Habitat et répartition dans le Luberon
Dans le Luberon, on trouve des espèces adaptées aux pelouses sèches, aux garrigues, aux prés et aux lisières boisées. Les espèces thermophiles (aimant les milieux chauds et secs) sont particulièrement communes sur les pentes ensoleillées. Certaines espèces rares se cantonnent à des microhabitats précis comme les prairies riches en fleurs ou les bords de chemins peu perturbés.
Particularités de la sauterelle
Production de sons : la stridulation
La plupart des mâles produisent des sons pour attirer les femelles ou défendre un territoire : on appelle cela la stridulation. Le mécanisme varie selon le groupe : les Ensifera frottent généralement des parties des ailes l'une contre l'autre (file et grattoir), tandis que certains Caelifera frottent une patte arrière contre l'aile. Seules quelques femelles émettent des sons dans certaines espèces.
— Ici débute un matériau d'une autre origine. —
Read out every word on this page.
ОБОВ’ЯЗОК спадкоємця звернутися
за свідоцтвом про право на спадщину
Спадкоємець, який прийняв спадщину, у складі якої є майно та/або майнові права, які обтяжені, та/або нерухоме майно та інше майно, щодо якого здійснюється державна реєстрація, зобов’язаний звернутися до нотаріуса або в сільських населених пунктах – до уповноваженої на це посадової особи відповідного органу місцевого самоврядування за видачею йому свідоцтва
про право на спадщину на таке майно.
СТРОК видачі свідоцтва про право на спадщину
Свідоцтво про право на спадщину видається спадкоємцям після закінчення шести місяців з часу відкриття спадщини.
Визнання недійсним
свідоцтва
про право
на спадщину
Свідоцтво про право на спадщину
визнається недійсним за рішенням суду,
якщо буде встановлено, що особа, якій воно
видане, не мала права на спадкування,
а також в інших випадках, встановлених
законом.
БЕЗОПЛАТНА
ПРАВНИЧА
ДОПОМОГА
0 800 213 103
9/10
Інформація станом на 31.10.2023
Reproduction et cycle de vie
La reproduction varie selon les familles. Chez plusieurs Tettigoniidae (sauterelles à longues antennes), le mâle fournit une sécrétion nutritive appelée spermatophylax qui accompagne le spermatophore ; la femelle la consomme après l'accouplement, ce qui augmente la probabilité de fécondation et apporte un apport nutritif pour la ponte. Les femelles pondent ensuite des œufs, souvent de forme allongée ou ovale, déposés dans le sol, dans des tiges ou sous l'écorce selon les espèces. Les œufs passent généralement l'hiver et les nymphes apparaissent au printemps, subissant plusieurs mues avant d'atteindre l'âge adulte.
Alimentation
La plupart des sauterelles sont herbivores et se nourrissent de feuilles, tiges et fleurs. Toutefois, certaines espèces sont omnivores ou franchement prédateurs : elles consomment d'autres insectes, des escargots et parfois de petits vertébrés. C'est le cas de la Saga pedo, qui est majoritairement carnivore et se nourrit d'insectes et autres arthropodes.
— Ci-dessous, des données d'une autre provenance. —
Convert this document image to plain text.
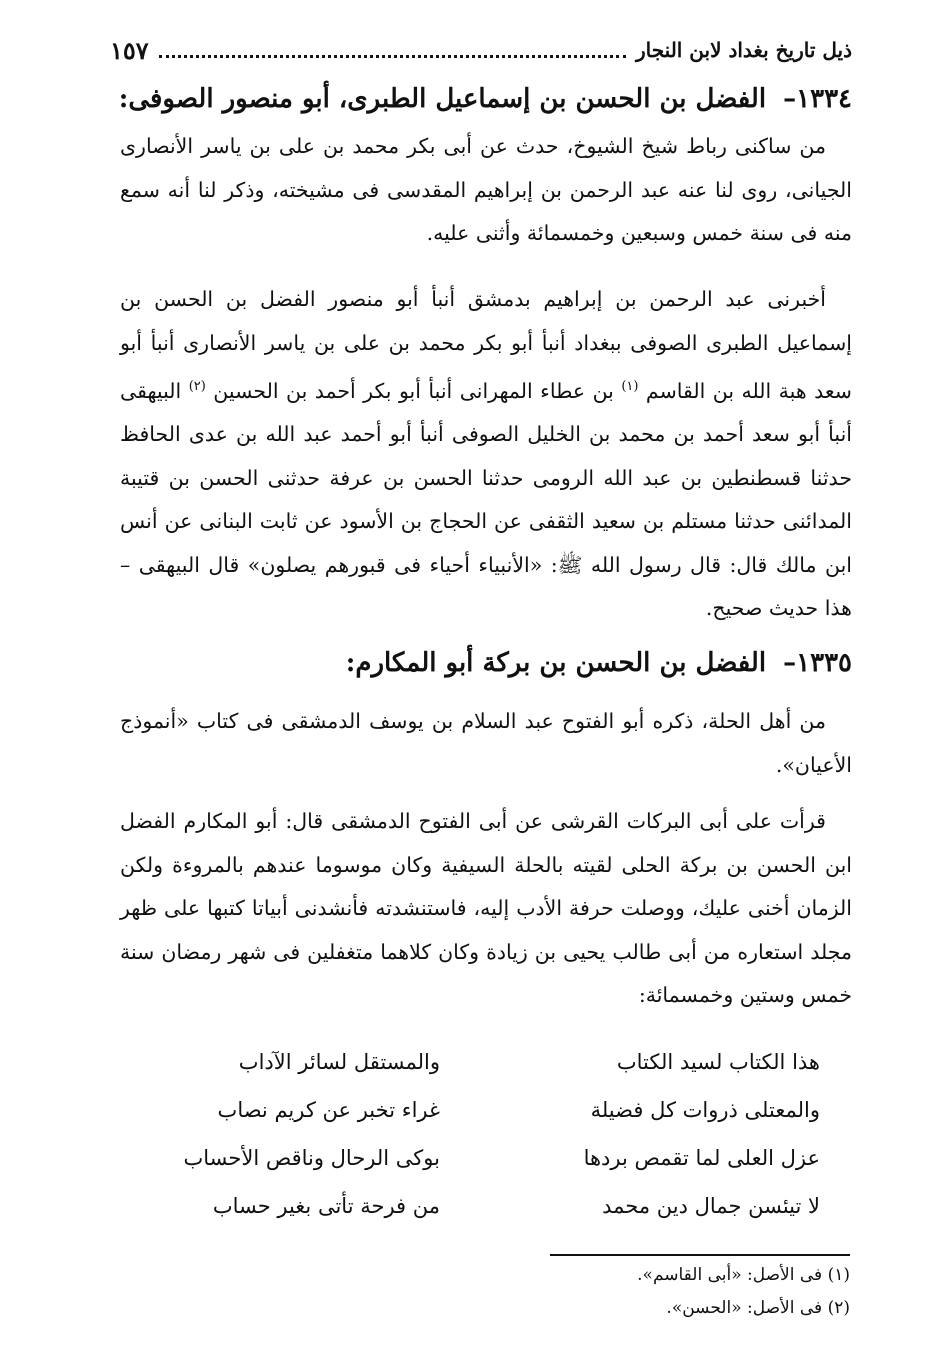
ذيل تاريخ بغداد لابن النجار
١٥٧
١٣٣٤– الفضل بن الحسن بن إسماعيل الطبرى، أبو منصور الصوفى:

من ساكنى رباط شيخ الشيوخ، حدث عن أبى بكر محمد بن على بن ياسر الأنصارى الجيانى، روى لنا عنه عبد الرحمن بن إبراهيم المقدسى فى مشيخته، وذكر لنا أنه سمع منه فى سنة خمس وسبعين وخمسمائة وأثنى عليه.

أخبرنى عبد الرحمن بن إبراهيم بدمشق أنبأ أبو منصور الفضل بن الحسن بن إسماعيل الطبرى الصوفى ببغداد أنبأ أبو بكر محمد بن على بن ياسر الأنصارى أنبأ أبو سعد هبة الله بن القاسم $^{(١)}$ بن عطاء المهرانى أنبأ أبو بكر أحمد بن الحسين $^{(٢)}$ البيهقى أنبأ أبو سعد أحمد بن محمد بن الخليل الصوفى أنبأ أبو أحمد عبد الله بن عدى الحافظ حدثنا قسطنطين بن عبد الله الرومى حدثنا الحسن بن عرفة حدثنى الحسن بن قتيبة المدائنى حدثنا مستلم بن سعيد الثقفى عن الحجاج بن الأسود عن ثابت البنانى عن أنس ابن مالك قال: قال رسول الله ﷺ: «الأنبياء أحياء فى قبورهم يصلون» قال البيهقى – هذا حديث صحيح.

١٣٣٥– الفضل بن الحسن بن بركة أبو المكارم:

من أهل الحلة، ذكره أبو الفتوح عبد السلام بن يوسف الدمشقى فى كتاب «أنموذج الأعيان».

قرأت على أبى البركات القرشى عن أبى الفتوح الدمشقى قال: أبو المكارم الفضل ابن الحسن بن بركة الحلى لقيته بالحلة السيفية وكان موسوما عندهم بالمروءة ولكن الزمان أخنى عليك، ووصلت حرفة الأدب إليه، فاستنشدته فأنشدنى أبياتا كتبها على ظهر مجلد استعاره من أبى طالب يحيى بن زيادة وكان كلاهما متغفلين فى شهر رمضان سنة خمس وستين وخمسمائة:

هذا الكتاب لسيد الكتاب
والمستقل لسائر الآداب
والمعتلى ذروات كل فضيلة
غراء تخبر عن كريم نصاب
عزل العلى لما تقمص بردها
بوكى الرحال وناقص الأحساب
لا تيئسن جمال دين محمد
من فرحة تأتى بغير حساب
(١) فى الأصل: «أبى القاسم».
(٢) فى الأصل: «الحسن».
Hormis quelques espèces de grande taille que l'on trouve en Europe ou dans les milieux tropicaux qui peuvent pincer ou mordre, la sauterelle ne s'attaque de manière générale pas à l'homme.
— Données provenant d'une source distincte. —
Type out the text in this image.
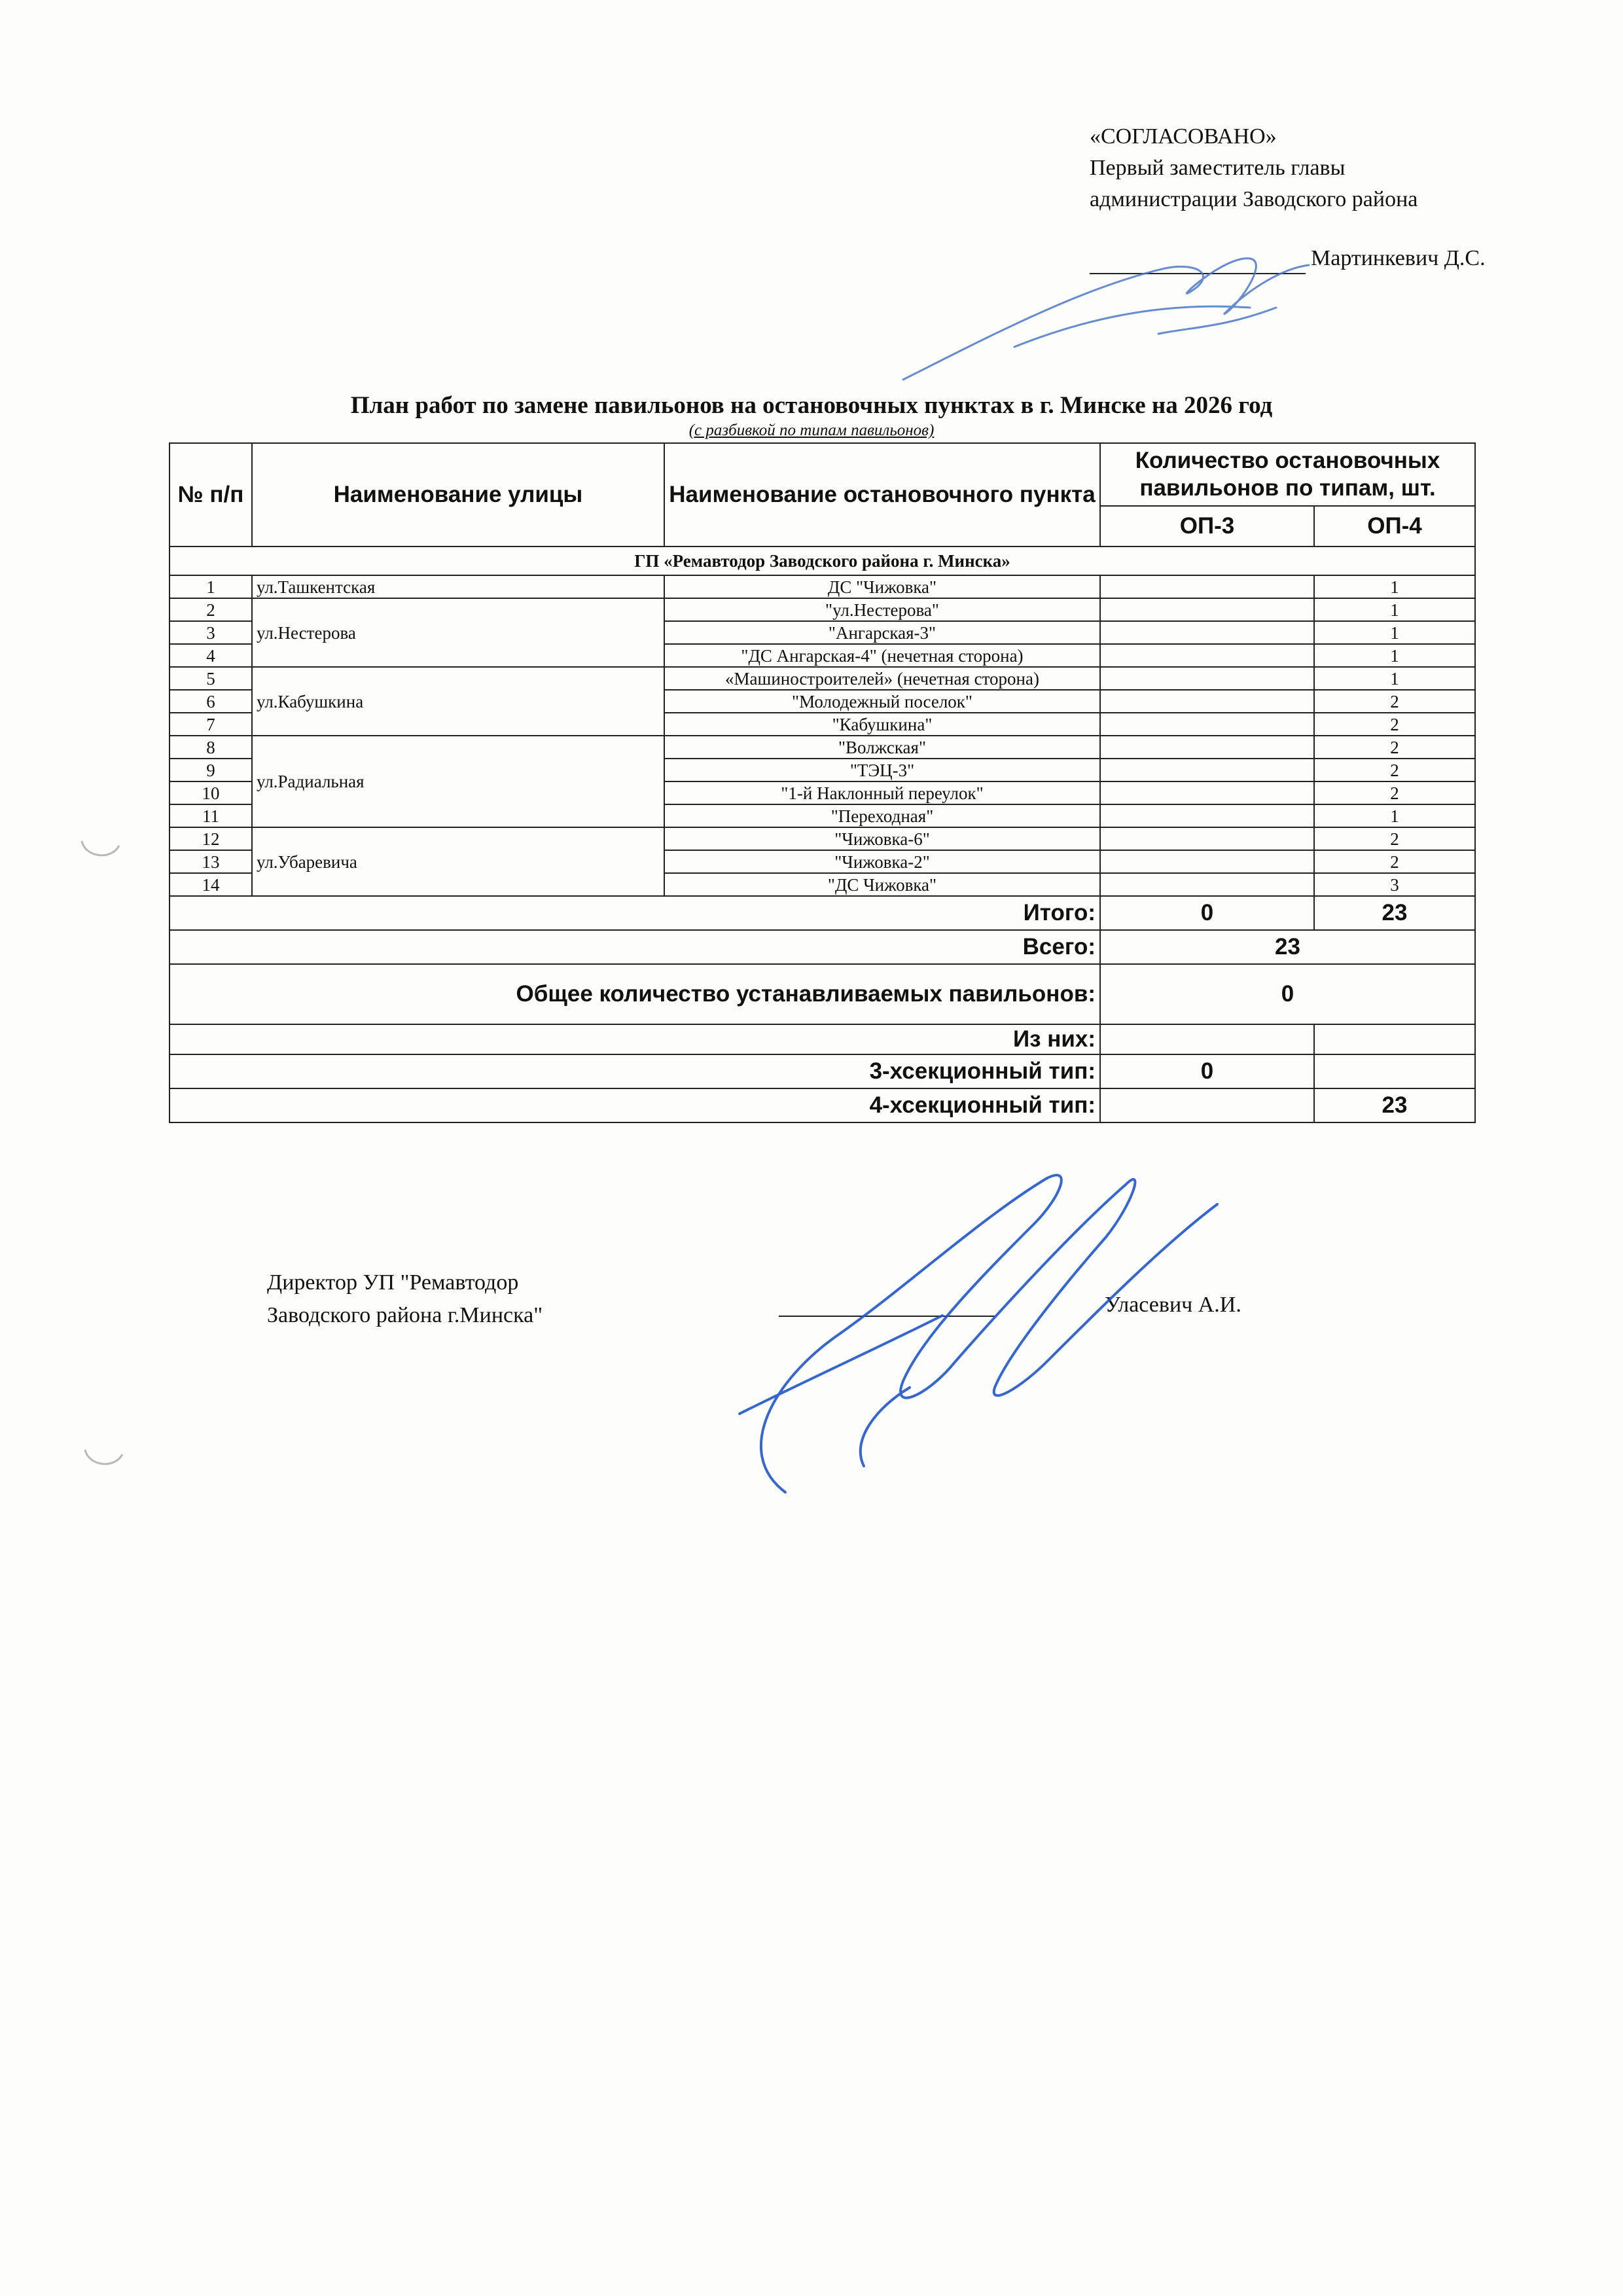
«СОГЛАСОВАНО»
Первый заместитель главы
администрации Заводского района
Мартинкевич Д.С.
План работ по замене павильонов на остановочных пунктах в г. Минске на 2026 год
(с разбивкой по типам павильонов)
№ п/п	Наименование улицы	Наименование остановочного пункта	Количество остановочных павильонов по типам, шт.	
			ОП-3	ОП-4
ГП «Ремавтодор Заводского района г. Минска»				
1	ул.Ташкентская	ДС "Чижовка"		1
2	ул.Нестерова	"ул.Нестерова"		1
3		"Ангарская-3"		1
4		"ДС Ангарская-4" (нечетная сторона)		1
5	ул.Кабушкина	«Машиностроителей» (нечетная сторона)		1
6		"Молодежный поселок"		2
7		"Кабушкина"		2
8	ул.Радиальная	"Волжская"		2
9		"ТЭЦ-3"		2
10		"1-й Наклонный переулок"		2
11		"Переходная"		1
12	ул.Убаревича	"Чижовка-6"		2
13		"Чижовка-2"		2
14		"ДС Чижовка"		3
Итого:			0	23
Всего:			23	
Общее количество устанавливаемых павильонов:			0	
Из них:				
3-хсекционный тип:			0	
4-хсекционный тип:				23
Директор УП "Ремавтодор
Заводского района г.Минска"	Уласевич А.И.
Quand observer les sauterelles ?
Les adultes sont le plus souvent visibles de la fin du printemps à l'automne, selon les espèces et la météo. Les chants des mâles sont particulièrement audibles en été, à la tombée du jour et lors des périodes chaudes et sèches. Pour les observer, privilégiez les moments ensoleillés et les milieux floristiques riches, en marchant lentement le long des lisières et des prairies.
Rôle écologique et conservation
Les sauterelles sont des indicateurs utiles de la qualité des milieux ouverts : une grande diversité d'espèces signale souvent une prairie riche et peu perturbée. Certaines espèces sont sensibles à la perte d'habitat (réduction des prairies, intensification agricole, fragmentation) et déclinent localement. Favoriser la conservation passe par le maintien de bandes enherbées, de prairies fleuries et de lisières riches en végétation.